Le 20 août 1866, le ministre de l’Instruction publique Victor Duruy, sous le Second Empire de Napoléon III, institue un nouveau diplôme destiné à couronner les savoirs fondamentaux des écoliers : le certificat d’études primaires. Cet examen doit sanctionner la lecture, l’écriture, l’orthographe, le calcul et la maîtrise du système métrique. Mais à ses débuts, son organisation reste laissée à la libre appréciation des conseils généraux, ce qui conduit à des pratiques très inégales selon les départements. Il faudra attendre Jules Ferry, en 1882, pour qu’un cadre national harmonise l’examen dans le contexte de l’école gratuite et obligatoire.
Le « certif », tremplin social des enfants modestes
Rapidement, ce certificat prend une valeur qui dépasse largement l’école.

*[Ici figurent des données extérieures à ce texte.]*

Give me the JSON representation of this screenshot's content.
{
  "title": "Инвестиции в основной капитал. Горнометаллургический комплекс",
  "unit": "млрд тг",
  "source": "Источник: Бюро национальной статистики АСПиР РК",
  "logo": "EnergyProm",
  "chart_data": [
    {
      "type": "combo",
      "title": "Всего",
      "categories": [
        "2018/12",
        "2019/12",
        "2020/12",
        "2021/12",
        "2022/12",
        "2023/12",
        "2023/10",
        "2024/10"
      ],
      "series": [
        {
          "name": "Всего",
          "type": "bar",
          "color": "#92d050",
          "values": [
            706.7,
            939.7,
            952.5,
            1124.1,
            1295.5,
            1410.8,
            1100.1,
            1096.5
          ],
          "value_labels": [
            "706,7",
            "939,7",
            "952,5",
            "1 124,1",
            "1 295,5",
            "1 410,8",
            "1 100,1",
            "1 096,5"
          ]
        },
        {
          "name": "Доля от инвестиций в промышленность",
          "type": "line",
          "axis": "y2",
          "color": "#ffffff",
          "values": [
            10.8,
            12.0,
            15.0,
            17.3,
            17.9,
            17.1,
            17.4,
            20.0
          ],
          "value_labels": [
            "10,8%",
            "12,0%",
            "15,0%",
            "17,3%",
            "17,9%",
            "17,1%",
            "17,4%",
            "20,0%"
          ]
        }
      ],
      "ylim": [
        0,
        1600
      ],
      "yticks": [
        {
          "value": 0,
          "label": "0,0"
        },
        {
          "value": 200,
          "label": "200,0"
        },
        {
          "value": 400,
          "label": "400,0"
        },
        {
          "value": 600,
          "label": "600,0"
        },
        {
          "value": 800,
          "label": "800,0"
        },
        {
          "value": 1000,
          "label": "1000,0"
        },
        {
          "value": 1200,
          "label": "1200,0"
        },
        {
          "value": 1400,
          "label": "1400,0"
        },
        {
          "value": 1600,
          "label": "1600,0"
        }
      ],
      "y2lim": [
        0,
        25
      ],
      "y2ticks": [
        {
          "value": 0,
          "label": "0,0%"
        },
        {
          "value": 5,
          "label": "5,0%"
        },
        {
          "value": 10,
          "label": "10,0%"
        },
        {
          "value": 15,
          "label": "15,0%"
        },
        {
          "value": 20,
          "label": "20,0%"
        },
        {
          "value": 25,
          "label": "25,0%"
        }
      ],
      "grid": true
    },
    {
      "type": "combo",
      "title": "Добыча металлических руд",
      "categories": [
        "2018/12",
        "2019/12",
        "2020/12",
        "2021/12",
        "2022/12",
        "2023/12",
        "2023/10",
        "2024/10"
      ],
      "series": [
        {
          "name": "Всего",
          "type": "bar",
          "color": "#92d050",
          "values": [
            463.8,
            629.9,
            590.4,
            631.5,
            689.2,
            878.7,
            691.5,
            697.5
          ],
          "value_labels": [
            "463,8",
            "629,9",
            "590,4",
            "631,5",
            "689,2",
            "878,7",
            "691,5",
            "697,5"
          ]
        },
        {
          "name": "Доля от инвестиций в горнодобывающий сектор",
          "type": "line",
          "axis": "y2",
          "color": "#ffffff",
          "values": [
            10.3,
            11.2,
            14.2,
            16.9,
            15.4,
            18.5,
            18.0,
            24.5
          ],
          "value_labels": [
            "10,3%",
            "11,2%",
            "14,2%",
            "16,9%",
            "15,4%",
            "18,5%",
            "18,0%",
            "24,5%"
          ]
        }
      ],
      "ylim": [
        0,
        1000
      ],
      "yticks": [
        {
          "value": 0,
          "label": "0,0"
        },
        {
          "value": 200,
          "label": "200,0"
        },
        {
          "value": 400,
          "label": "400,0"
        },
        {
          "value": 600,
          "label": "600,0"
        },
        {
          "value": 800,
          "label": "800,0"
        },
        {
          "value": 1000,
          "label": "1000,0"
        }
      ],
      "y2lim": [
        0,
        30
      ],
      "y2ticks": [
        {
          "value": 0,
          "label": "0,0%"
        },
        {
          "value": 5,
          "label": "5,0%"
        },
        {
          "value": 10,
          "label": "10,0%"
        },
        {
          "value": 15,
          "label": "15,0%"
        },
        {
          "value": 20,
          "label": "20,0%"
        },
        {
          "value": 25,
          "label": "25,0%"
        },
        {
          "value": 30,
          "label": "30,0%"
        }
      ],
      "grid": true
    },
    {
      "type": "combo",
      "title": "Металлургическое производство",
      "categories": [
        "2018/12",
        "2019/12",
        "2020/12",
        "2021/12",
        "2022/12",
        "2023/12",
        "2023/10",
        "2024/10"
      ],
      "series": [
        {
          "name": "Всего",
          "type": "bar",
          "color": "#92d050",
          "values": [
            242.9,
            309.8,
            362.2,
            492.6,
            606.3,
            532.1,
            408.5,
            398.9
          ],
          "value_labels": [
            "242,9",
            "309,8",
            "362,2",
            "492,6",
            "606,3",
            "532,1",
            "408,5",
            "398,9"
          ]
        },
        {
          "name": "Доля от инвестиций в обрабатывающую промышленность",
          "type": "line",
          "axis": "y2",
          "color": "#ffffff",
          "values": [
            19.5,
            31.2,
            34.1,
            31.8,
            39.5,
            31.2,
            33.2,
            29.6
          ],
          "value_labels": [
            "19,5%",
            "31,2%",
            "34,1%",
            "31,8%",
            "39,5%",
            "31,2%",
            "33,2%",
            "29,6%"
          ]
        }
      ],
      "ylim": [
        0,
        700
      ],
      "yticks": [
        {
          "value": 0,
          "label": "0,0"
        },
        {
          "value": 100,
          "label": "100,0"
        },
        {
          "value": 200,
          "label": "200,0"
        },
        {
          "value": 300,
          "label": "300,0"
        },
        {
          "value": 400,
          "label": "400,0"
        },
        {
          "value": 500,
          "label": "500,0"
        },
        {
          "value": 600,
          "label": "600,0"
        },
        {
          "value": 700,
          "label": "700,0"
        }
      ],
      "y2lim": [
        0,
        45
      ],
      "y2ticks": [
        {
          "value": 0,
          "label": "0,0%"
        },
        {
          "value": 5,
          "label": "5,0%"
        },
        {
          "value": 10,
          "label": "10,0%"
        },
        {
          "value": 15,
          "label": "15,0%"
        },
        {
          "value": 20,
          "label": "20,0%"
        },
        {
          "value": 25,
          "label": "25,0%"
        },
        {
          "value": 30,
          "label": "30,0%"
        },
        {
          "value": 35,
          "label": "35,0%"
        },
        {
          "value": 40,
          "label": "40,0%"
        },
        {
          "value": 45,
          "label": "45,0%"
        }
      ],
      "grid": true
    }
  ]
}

Dans une France encore très rurale, il devient un véritable sésame pour accéder à des emplois publics ou aux grandes compagnies de transport et de communication. Les familles paysannes et ouvrières y voient une chance unique de promotion sociale pour leurs enfants. Bien souvent, le précieux diplôme est encadré et accroché au mur du foyer, signe de fierté et de réussite.
Une école exigeante et sélective
Obtenir le « certif » n’est pas chose facile. L’examen comprend des dictées éliminatoires dès cinq fautes, des rédactions, des épreuves de calcul et de sciences, mais aussi des épreuves pratiques : couture pour les filles, agriculture ou dessin pour les garçons. Les instituteurs, soucieux de préserver l’honneur de leur école, ne présentent à l’examen que leurs meilleurs élèves. Ainsi, jusque bien après la Seconde Guerre mondiale, seule une moitié environ des enfants d’une génération décroche le certificat.
Un symbole de l’école républicaine
Pendant plus d’un siècle, ce petit diplôme marque la fin de la scolarité pour des millions d’élèves. On estime qu’entre 1866 et les années 1960, près de 20 millions de certificats ont été délivrés. Symbole de l’école républicaine, il contribue à diffuser une culture commune fondée sur la langue française, la morale civique et les savoirs de base. Supprimé en 1989, le « certif » reste, dans la mémoire collective, associé à l’image d’une école exigeante, méritocratique et formatrice, dont la nostalgie demeure encore vive.